Nagano was diplomatic: "Costs make Frank's works very difficult for a traditional institution to mount. They call for huge orchestras much larger than normal, and the scores are expensive to produce. They're difficult from a technical standpoint, and that requires much more rehearsal time than a standard repertoire piece."33 Fewer visits to the pub and a professional observation of working hours, especially when the composer is footing the bill, would also have been appreciated.
INFIDELS
Before Christmas, Frank had given Robin Denselow a list of his projects: "There's a new album, The Man From Utopia, due out in two weeks, then I've just finished three film treatments and a treatment for a Broadway show. I've made a deal for an animated TV show on 'Valley Girl'. I've finished an 88-minute film, , involving live concert footage and animation, there are two other 90-minute videos . . . I've waded through 300 of the 400 reels of tape from our last tour and there's enough for five albums there . . "

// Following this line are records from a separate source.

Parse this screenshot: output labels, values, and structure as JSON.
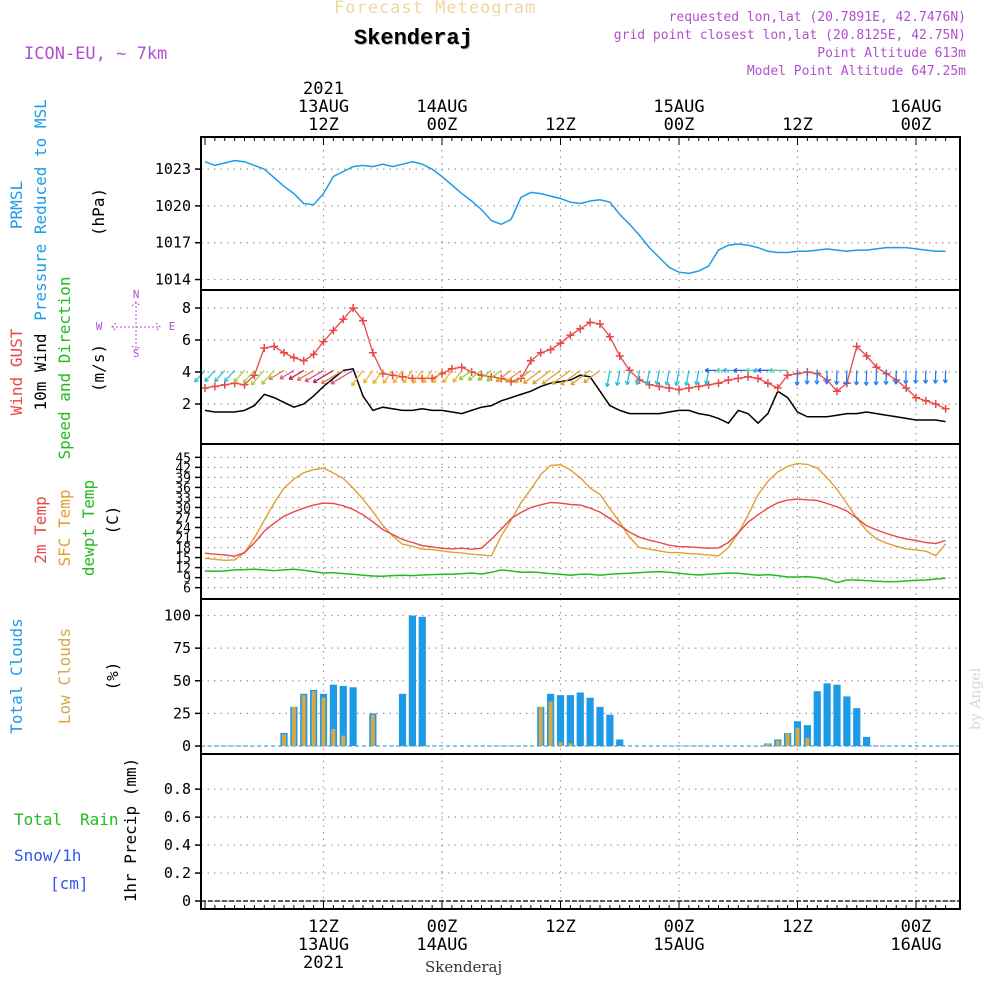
{
  "header": {
    "app_title": "Forecast Meteogram",
    "location": "Skenderaj",
    "model": "ICON-EU, ~ 7km",
    "requested": "requested lon,lat (20.7891E, 42.7476N)",
    "grid_point": "grid point closest lon,lat (20.8125E, 42.75N)",
    "point_altitude": "Point Altitude 613m",
    "model_altitude": "Model Point Altitude 647.25m",
    "footer_location": "Skenderaj",
    "watermark": "by Angel"
  },
  "colors": {
    "pressure": "#1e9be6",
    "gust": "#e84848",
    "wind": "#000000",
    "temp2m": "#e84848",
    "sfc": "#e0a030",
    "dewpt": "#22bb22",
    "total_cloud": "#1e9be6",
    "low_cloud": "#d8a848",
    "rain": "#22bb22",
    "snow": "#3355ee",
    "header_purple": "#b050d0"
  },
  "time_axis": {
    "top_labels": [
      {
        "h": 12,
        "lines": [
          "2021",
          "13AUG",
          "12Z"
        ]
      },
      {
        "h": 24,
        "lines": [
          "14AUG",
          "00Z"
        ]
      },
      {
        "h": 36,
        "lines": [
          "12Z"
        ]
      },
      {
        "h": 48,
        "lines": [
          "15AUG",
          "00Z"
        ]
      },
      {
        "h": 60,
        "lines": [
          "12Z"
        ]
      },
      {
        "h": 72,
        "lines": [
          "16AUG",
          "00Z"
        ]
      }
    ],
    "bottom_labels": [
      {
        "h": 12,
        "lines": [
          "12Z",
          "13AUG",
          "2021"
        ]
      },
      {
        "h": 24,
        "lines": [
          "00Z",
          "14AUG"
        ]
      },
      {
        "h": 36,
        "lines": [
          "12Z"
        ]
      },
      {
        "h": 48,
        "lines": [
          "00Z",
          "15AUG"
        ]
      },
      {
        "h": 60,
        "lines": [
          "12Z"
        ]
      },
      {
        "h": 72,
        "lines": [
          "00Z",
          "16AUG"
        ]
      }
    ]
  },
  "panels": {
    "pressure": {
      "label1": "PRMSL",
      "label2": "Pressure Reduced to MSL",
      "unit": "(hPa)"
    },
    "wind": {
      "label1": "Wind GUST",
      "label2": "10m Wind",
      "label3": "Speed and Direction",
      "unit": "(m/s)",
      "compass_n": "N",
      "compass_s": "S",
      "compass_w": "W",
      "compass_e": "E"
    },
    "temp": {
      "label1": "2m Temp",
      "label2": "SFC Temp",
      "label3": "dewpt Temp",
      "unit": "(C)"
    },
    "cloud": {
      "label1": "Total Clouds",
      "label2": "Low Clouds",
      "unit": "(%)"
    },
    "precip": {
      "label1": "Total",
      "label1b": "Rain",
      "label2": "Snow/1h",
      "label3": "[cm]",
      "unit": "1hr Precip (mm)"
    }
  },
  "chart_data": [
    {
      "type": "line",
      "name": "pressure",
      "ylabel": "(hPa)",
      "yticks": [
        1014,
        1017,
        1020,
        1023
      ],
      "ylim": [
        1013.8,
        1024.8
      ],
      "xlim": [
        0,
        76
      ],
      "x": [
        0,
        1,
        2,
        3,
        4,
        5,
        6,
        7,
        8,
        9,
        10,
        11,
        12,
        13,
        14,
        15,
        16,
        17,
        18,
        19,
        20,
        21,
        22,
        23,
        24,
        25,
        26,
        27,
        28,
        29,
        30,
        31,
        32,
        33,
        34,
        35,
        36,
        37,
        38,
        39,
        40,
        41,
        42,
        43,
        44,
        45,
        46,
        47,
        48,
        49,
        50,
        51,
        52,
        53,
        54,
        55,
        56,
        57,
        58,
        59,
        60,
        61,
        62,
        63,
        64,
        65,
        66,
        67,
        68,
        69,
        70,
        71,
        72,
        73,
        74,
        75
      ],
      "series": [
        {
          "name": "PRMSL",
          "values": [
            1023.6,
            1023.3,
            1023.5,
            1023.7,
            1023.6,
            1023.3,
            1023.0,
            1022.3,
            1021.6,
            1021.0,
            1020.2,
            1020.1,
            1021.0,
            1022.4,
            1022.8,
            1023.2,
            1023.3,
            1023.2,
            1023.4,
            1023.2,
            1023.4,
            1023.6,
            1023.4,
            1023.0,
            1022.4,
            1021.7,
            1021.0,
            1020.4,
            1019.7,
            1018.8,
            1018.5,
            1018.9,
            1020.7,
            1021.1,
            1021.0,
            1020.8,
            1020.6,
            1020.3,
            1020.2,
            1020.4,
            1020.5,
            1020.3,
            1019.3,
            1018.5,
            1017.6,
            1016.6,
            1015.8,
            1015.0,
            1014.6,
            1014.5,
            1014.7,
            1015.1,
            1016.4,
            1016.8,
            1016.9,
            1016.8,
            1016.6,
            1016.3,
            1016.2,
            1016.2,
            1016.3,
            1016.3,
            1016.4,
            1016.5,
            1016.4,
            1016.3,
            1016.4,
            1016.4,
            1016.5,
            1016.6,
            1016.6,
            1016.6,
            1016.5,
            1016.4,
            1016.3,
            1016.3
          ]
        }
      ]
    },
    {
      "type": "line",
      "name": "wind",
      "ylabel": "(m/s)",
      "yticks": [
        2,
        4,
        6,
        8
      ],
      "ylim": [
        0,
        8.5
      ],
      "x": [
        0,
        1,
        2,
        3,
        4,
        5,
        6,
        7,
        8,
        9,
        10,
        11,
        12,
        13,
        14,
        15,
        16,
        17,
        18,
        19,
        20,
        21,
        22,
        23,
        24,
        25,
        26,
        27,
        28,
        29,
        30,
        31,
        32,
        33,
        34,
        35,
        36,
        37,
        38,
        39,
        40,
        41,
        42,
        43,
        44,
        45,
        46,
        47,
        48,
        49,
        50,
        51,
        52,
        53,
        54,
        55,
        56,
        57,
        58,
        59,
        60,
        61,
        62,
        63,
        64,
        65,
        66,
        67,
        68,
        69,
        70,
        71,
        72,
        73,
        74,
        75
      ],
      "series": [
        {
          "name": "Wind GUST",
          "values": [
            3.0,
            3.1,
            3.2,
            3.3,
            3.2,
            3.8,
            5.5,
            5.6,
            5.2,
            4.9,
            4.7,
            5.1,
            5.9,
            6.6,
            7.3,
            8.0,
            7.2,
            5.2,
            3.9,
            3.8,
            3.7,
            3.6,
            3.6,
            3.6,
            3.9,
            4.2,
            4.3,
            4.0,
            3.8,
            3.7,
            3.6,
            3.4,
            3.6,
            4.7,
            5.2,
            5.4,
            5.8,
            6.3,
            6.7,
            7.1,
            7.0,
            6.2,
            5.0,
            4.1,
            3.5,
            3.2,
            3.1,
            3.0,
            2.9,
            3.0,
            3.1,
            3.2,
            3.3,
            3.5,
            3.6,
            3.7,
            3.6,
            3.3,
            3.0,
            3.8,
            3.9,
            4.0,
            3.9,
            3.5,
            2.8,
            3.3,
            5.6,
            5.0,
            4.3,
            3.9,
            3.5,
            3.0,
            2.4,
            2.2,
            2.0,
            1.7
          ]
        },
        {
          "name": "10m Wind",
          "values": [
            1.6,
            1.5,
            1.5,
            1.5,
            1.6,
            1.9,
            2.6,
            2.4,
            2.1,
            1.8,
            2.0,
            2.5,
            3.1,
            3.6,
            4.1,
            4.2,
            2.5,
            1.6,
            1.8,
            1.7,
            1.6,
            1.6,
            1.7,
            1.6,
            1.6,
            1.5,
            1.4,
            1.6,
            1.8,
            1.9,
            2.2,
            2.4,
            2.6,
            2.8,
            3.1,
            3.3,
            3.4,
            3.5,
            3.8,
            3.7,
            2.8,
            1.9,
            1.6,
            1.4,
            1.4,
            1.4,
            1.4,
            1.5,
            1.6,
            1.6,
            1.4,
            1.3,
            1.1,
            0.8,
            1.6,
            1.4,
            0.8,
            1.4,
            2.8,
            2.4,
            1.5,
            1.2,
            1.2,
            1.2,
            1.3,
            1.4,
            1.4,
            1.5,
            1.4,
            1.3,
            1.2,
            1.1,
            1.0,
            1.0,
            1.0,
            0.9
          ]
        }
      ]
    },
    {
      "type": "line",
      "name": "temperature",
      "ylabel": "(C)",
      "yticks": [
        6,
        9,
        12,
        15,
        18,
        21,
        24,
        27,
        30,
        33,
        36,
        39,
        42,
        45
      ],
      "ylim": [
        5,
        46
      ],
      "x": [
        0,
        1,
        2,
        3,
        4,
        5,
        6,
        7,
        8,
        9,
        10,
        11,
        12,
        13,
        14,
        15,
        16,
        17,
        18,
        19,
        20,
        21,
        22,
        23,
        24,
        25,
        26,
        27,
        28,
        29,
        30,
        31,
        32,
        33,
        34,
        35,
        36,
        37,
        38,
        39,
        40,
        41,
        42,
        43,
        44,
        45,
        46,
        47,
        48,
        49,
        50,
        51,
        52,
        53,
        54,
        55,
        56,
        57,
        58,
        59,
        60,
        61,
        62,
        63,
        64,
        65,
        66,
        67,
        68,
        69,
        70,
        71,
        72,
        73,
        74,
        75
      ],
      "series": [
        {
          "name": "2m Temp",
          "values": [
            16.3,
            16.0,
            15.8,
            15.4,
            16.5,
            19.4,
            22.9,
            25.3,
            27.4,
            28.7,
            29.8,
            30.7,
            31.3,
            31.2,
            30.5,
            29.4,
            27.8,
            25.7,
            23.4,
            21.9,
            20.4,
            19.5,
            18.6,
            18.2,
            17.8,
            17.6,
            17.8,
            17.5,
            17.8,
            20.5,
            23.5,
            26.7,
            28.5,
            30.0,
            30.8,
            31.5,
            31.3,
            30.9,
            30.7,
            29.8,
            28.6,
            26.7,
            24.6,
            22.6,
            21.1,
            20.2,
            19.5,
            18.7,
            18.3,
            18.2,
            18.0,
            17.8,
            17.9,
            19.5,
            22.4,
            25.6,
            27.8,
            29.8,
            31.4,
            32.2,
            32.5,
            32.3,
            32.1,
            31.2,
            30.2,
            28.9,
            26.8,
            24.5,
            23.3,
            22.2,
            21.3,
            20.6,
            20.1,
            19.5,
            19.2,
            20.1
          ]
        },
        {
          "name": "SFC Temp",
          "values": [
            14.8,
            14.5,
            14.2,
            14.3,
            16.5,
            20.9,
            26.2,
            31.3,
            35.8,
            38.5,
            40.4,
            41.3,
            41.8,
            40.3,
            38.7,
            35.8,
            32.5,
            28.7,
            24.7,
            21.5,
            19.0,
            18.4,
            17.5,
            17.4,
            17.0,
            16.6,
            16.4,
            16.0,
            15.8,
            15.5,
            21.5,
            26.2,
            31.4,
            35.5,
            39.9,
            42.6,
            42.8,
            41.2,
            38.9,
            35.8,
            33.9,
            29.6,
            25.6,
            21.0,
            18.0,
            17.5,
            17.0,
            16.5,
            16.5,
            16.2,
            16.0,
            15.8,
            15.5,
            18.0,
            22.3,
            27.7,
            33.8,
            37.8,
            40.6,
            42.3,
            43.2,
            42.9,
            41.8,
            38.9,
            35.4,
            31.2,
            26.8,
            23.1,
            20.6,
            19.3,
            18.4,
            17.6,
            17.3,
            16.9,
            15.6,
            19.1
          ]
        },
        {
          "name": "dewpt Temp",
          "values": [
            11.0,
            10.9,
            11.0,
            11.3,
            11.4,
            11.5,
            11.3,
            11.1,
            11.3,
            11.5,
            11.2,
            10.8,
            10.4,
            10.5,
            10.2,
            10.0,
            9.7,
            9.5,
            9.4,
            9.6,
            9.7,
            9.6,
            9.8,
            9.9,
            10.0,
            10.0,
            10.2,
            10.4,
            10.1,
            10.6,
            11.3,
            11.0,
            10.6,
            10.7,
            10.5,
            10.2,
            10.0,
            9.7,
            10.0,
            10.0,
            9.7,
            10.0,
            10.2,
            10.3,
            10.5,
            10.7,
            10.8,
            10.6,
            10.3,
            10.0,
            9.8,
            10.0,
            10.2,
            10.4,
            10.3,
            10.0,
            9.7,
            9.9,
            9.6,
            9.2,
            9.2,
            9.3,
            9.0,
            8.5,
            7.5,
            8.3,
            8.3,
            8.1,
            7.9,
            7.8,
            7.8,
            8.0,
            8.2,
            8.3,
            8.6,
            8.8
          ]
        }
      ]
    },
    {
      "type": "bar",
      "name": "clouds",
      "ylabel": "(%)",
      "yticks": [
        0,
        25,
        50,
        75,
        100
      ],
      "ylim": [
        0,
        105
      ],
      "x": [
        0,
        1,
        2,
        3,
        4,
        5,
        6,
        7,
        8,
        9,
        10,
        11,
        12,
        13,
        14,
        15,
        16,
        17,
        18,
        19,
        20,
        21,
        22,
        23,
        24,
        25,
        26,
        27,
        28,
        29,
        30,
        31,
        32,
        33,
        34,
        35,
        36,
        37,
        38,
        39,
        40,
        41,
        42,
        43,
        44,
        45,
        46,
        47,
        48,
        49,
        50,
        51,
        52,
        53,
        54,
        55,
        56,
        57,
        58,
        59,
        60,
        61,
        62,
        63,
        64,
        65,
        66,
        67,
        68,
        69,
        70,
        71,
        72,
        73,
        74,
        75
      ],
      "series": [
        {
          "name": "Total Clouds",
          "values": [
            0,
            0,
            0,
            0,
            0,
            0,
            0,
            0,
            10,
            30,
            40,
            43,
            40,
            47,
            46,
            45,
            0,
            25,
            0,
            0,
            40,
            100,
            99,
            0,
            0,
            0,
            0,
            0,
            0,
            0,
            0,
            0,
            0,
            0,
            30,
            40,
            39,
            39,
            41,
            37,
            30,
            24,
            5,
            0,
            0,
            0,
            0,
            0,
            0,
            0,
            0,
            0,
            0,
            0,
            0,
            0,
            0,
            2,
            5,
            10,
            19,
            16,
            42,
            48,
            47,
            38,
            29,
            7,
            0,
            0,
            0,
            0,
            0,
            0,
            0,
            0
          ]
        },
        {
          "name": "Low Clouds",
          "values": [
            0,
            0,
            0,
            0,
            0,
            0,
            0,
            0,
            9,
            30,
            39,
            42,
            37,
            13,
            8,
            0,
            0,
            24,
            0,
            0,
            0,
            0,
            0,
            0,
            0,
            0,
            0,
            0,
            0,
            0,
            0,
            0,
            0,
            0,
            30,
            34,
            3,
            2,
            0,
            0,
            0,
            0,
            0,
            0,
            0,
            0,
            0,
            0,
            0,
            0,
            0,
            0,
            0,
            0,
            0,
            0,
            0,
            2,
            4,
            10,
            14,
            6,
            0,
            0,
            0,
            0,
            0,
            0,
            0,
            0,
            0,
            0,
            0,
            0,
            0,
            0
          ]
        }
      ]
    },
    {
      "type": "bar",
      "name": "precipitation",
      "ylabel": "1hr Precip (mm)",
      "yticks": [
        0,
        0.2,
        0.4,
        0.6,
        0.8
      ],
      "ylim": [
        0,
        0.98
      ],
      "series": [
        {
          "name": "Total Rain",
          "values": [
            0
          ]
        },
        {
          "name": "Snow/1h",
          "values": [
            0
          ]
        }
      ]
    }
  ]
}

He also told of a late-night visitor one recent December: "I get a lot of weird calls [at home], and some
one suddenly called up saying, 'This is Bob Dylan, I want to play you my new songs.' Now, I've never met him and I don't know his voice, but I looked at the video screen to see who was at the gate, and there, in the freezing cold, was a figure with no coat and an open shirt. I sent someone down to check to make sure it was not a Charles Manson, but it was him."
Dylan was led down to the studio, where he sat at the piano and played 11 songs and then asked Frank to produce his next album. "It could be funny," Frank grinned. "It's so ridiculous and off the wall that I feel I should do it. He doesn't have much of a sense of humour, but his new sounds are nice, so I'd like to produce them, though it would be a bit of an adjustment. I said he should sub-contract out the songs to Giorgio Moroder. I said he should do a complete synthesiser track and Dylan should play guitar and harmonica over the top."35
For Dylan, that would have been over the top. He later maintained that the project foundered because Frank asked for too much money and wanted to use his own musicians. In any event, Frank didn't hear from him again and the new album, Infidels, was recorded with co-producer Mark Knopfler and Mick Taylor on guitars, and Robbie Shakespeare and Sly Dunbar provided the propulsion.
By then, there were two new Zappa albums on the market. The Man From Utopia, as good a description of the position Frank found himself in as any, was released in March 1983. Its cover painting, by Gaetano Liberatore, depicted a massively muscled and snarling Frank as a clone of 'RanXerox', the robotic hero of a political comic strip 'Tanino' drawn for the Italian magazine, Frigidaire. His left hand has crushed the neck of his Stratocaster, while with the right he tries to swat the mosquitoes that beset the band at the Parco Redecesio in Milan. Behind him, a signpost indicates some of the other Italian towns the band played in.